Ian Doescher: William Shakespeare’s Star Wars
Joseph Campbell studied William Shakespeare’s plays extensively in his research for his landmark work The Hero With A Thousand Faces. And George Lucas used Campbell’s research on archetypes and “The Hero’s Journey” when revising his script for Star Wars. In the afterword of William Shakespeare’s Star Wars: Verily, A New Hope, Ian Doescher writes, “Campbell studied Shakespeare… and Lucas studied Campbell… So it’s not at all surprising that the Star Wars saga features archetypal characters and relationships similar to those found in Shakespearean drama.” This is Doescher’s attempt—inspired by a lifetime love of the film and a trip to the Oregon Shakespeare Festival—to complete the loop, adapting A New Hope as a five-act, Elizabethan-era adventure in iambic pentameter.
The weight of this legacy puts a lot of pressure for Doescher’s adaptation to be elevated above being a simple novelty that people would buy in a Shakespearean theater gift shop. A Venn diagram of Star Wars fans and Shakespeare fans has a sizable overlap, and a great many fans will use this as a means to cheaply stage a re-enactment. In a stage play, Doescher doesn’t have Lucas’ advantage of visual communication—there is no famous opening shot of Leia’s ship being pursued by a Star Destroyer—to set the scene. Instead, he relies too heavily on a Chorus to explain all of the action impossible to replicate for the stage.
But that doesn’t mean this version is entirely hopeless. The first two acts of the play—covering C-3PO and R2-D2’s escape from Leia’s ship and the beginning of Luke’s journey to see Ben Kenobi—don’t depend on an overwhelming amount of physicality. Vader’s imposing introduction carries all the dramatic weight of Shakespeare’s greatest villains, while also allowing him an aside to reference an emotional depth foreshadowing details further along in the story.
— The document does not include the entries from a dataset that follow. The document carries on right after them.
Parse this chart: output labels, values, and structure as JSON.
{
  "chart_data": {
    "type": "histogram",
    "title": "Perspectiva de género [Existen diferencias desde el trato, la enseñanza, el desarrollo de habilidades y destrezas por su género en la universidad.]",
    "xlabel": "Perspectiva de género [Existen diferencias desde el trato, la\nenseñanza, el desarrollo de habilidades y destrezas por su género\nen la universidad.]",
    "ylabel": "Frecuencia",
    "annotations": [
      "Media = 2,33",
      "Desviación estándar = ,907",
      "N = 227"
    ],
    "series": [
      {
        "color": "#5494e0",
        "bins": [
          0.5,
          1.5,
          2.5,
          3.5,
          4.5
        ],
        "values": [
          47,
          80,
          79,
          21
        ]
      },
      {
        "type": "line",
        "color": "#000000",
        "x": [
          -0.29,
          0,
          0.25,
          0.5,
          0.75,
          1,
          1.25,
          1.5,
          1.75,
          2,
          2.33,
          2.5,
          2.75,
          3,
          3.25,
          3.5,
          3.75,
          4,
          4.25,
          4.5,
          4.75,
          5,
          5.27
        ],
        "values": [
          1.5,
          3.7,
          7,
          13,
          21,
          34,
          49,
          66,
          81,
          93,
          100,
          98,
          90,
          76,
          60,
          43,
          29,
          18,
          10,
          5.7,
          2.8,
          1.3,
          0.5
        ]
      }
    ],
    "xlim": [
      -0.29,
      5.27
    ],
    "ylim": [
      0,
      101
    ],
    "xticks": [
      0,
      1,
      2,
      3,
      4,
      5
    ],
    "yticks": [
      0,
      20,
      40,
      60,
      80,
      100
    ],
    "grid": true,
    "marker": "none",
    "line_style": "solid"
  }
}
R2-D2 gets to speak, and display the wisdom of his bleep-and-bloop act while maintaining iambic pentameter. But is it too pedantic to wish C-3PO and R2-D2 didn’t speak in such formal verse? They are the comic-relief characters, and should most likely talk (or beep) in prose. The meter feels natural in some places, elevating language to a formal level that matches the grandiose atmosphere of the story, but there are too often places where Doescher has to force the cadence, making all the characters sound like different versions of Yoda.
The best part of this adaptation is that having the Star Wars cast of characters speak in verse illuminates the parallels to Campbell’s archetypes and Shakespeare’s most iconic dramatis personae. Han and Leia have shades of Benedick and Beatrice from Much Ado About Nothing, Luke equates to Ferdinand in The Tempest, Obi-Wan mirrors The Tempest’s Prospero or even Jaques from As You Like It, and Vader could be Macbeth or Iago. At its best, this is a richly dense text that connects two subjects with high cultural capital to bring fans of one universe closer to the other.
Doescher’s script also makes plain references between famous Star Wars lines and infamous Shakespeare quotes, giving Luke soliloquies that mirror Hamlet examining Yorick’s skull or Henry V speaking to his troops before battle. These are clever in-jokes, perhaps a bit too obvious, but they strike the right tone for the mash-up. This version of Star Wars is somewhere between serious adoration and loving parody, not as incisive as the Family Guy or Robot Chicken homages, but not gravely serious.
Writing a Shakespearean battle scene—Henry V, Macbeth—takes a lot of finesse. The Bard was famously skimpy on stage directions, which is one of the many reasons why his work is so open to continued reinterpretation. But it leaves Doescher with the tough task of adapting the rebel assault on the Death Star, a climactic space dogfight that is reduced to characters speaking in verse side-by-side onstage. (“Red Five doth here stand by.”) But the significant drawbacks of this experiment don’t overpower the delight of its powerful moments. And honestly, this is really just a proof-of-concept to get to The Empire Strikes Back, which would work much better in this medium, as it has fewer impossible-to-stage sequences.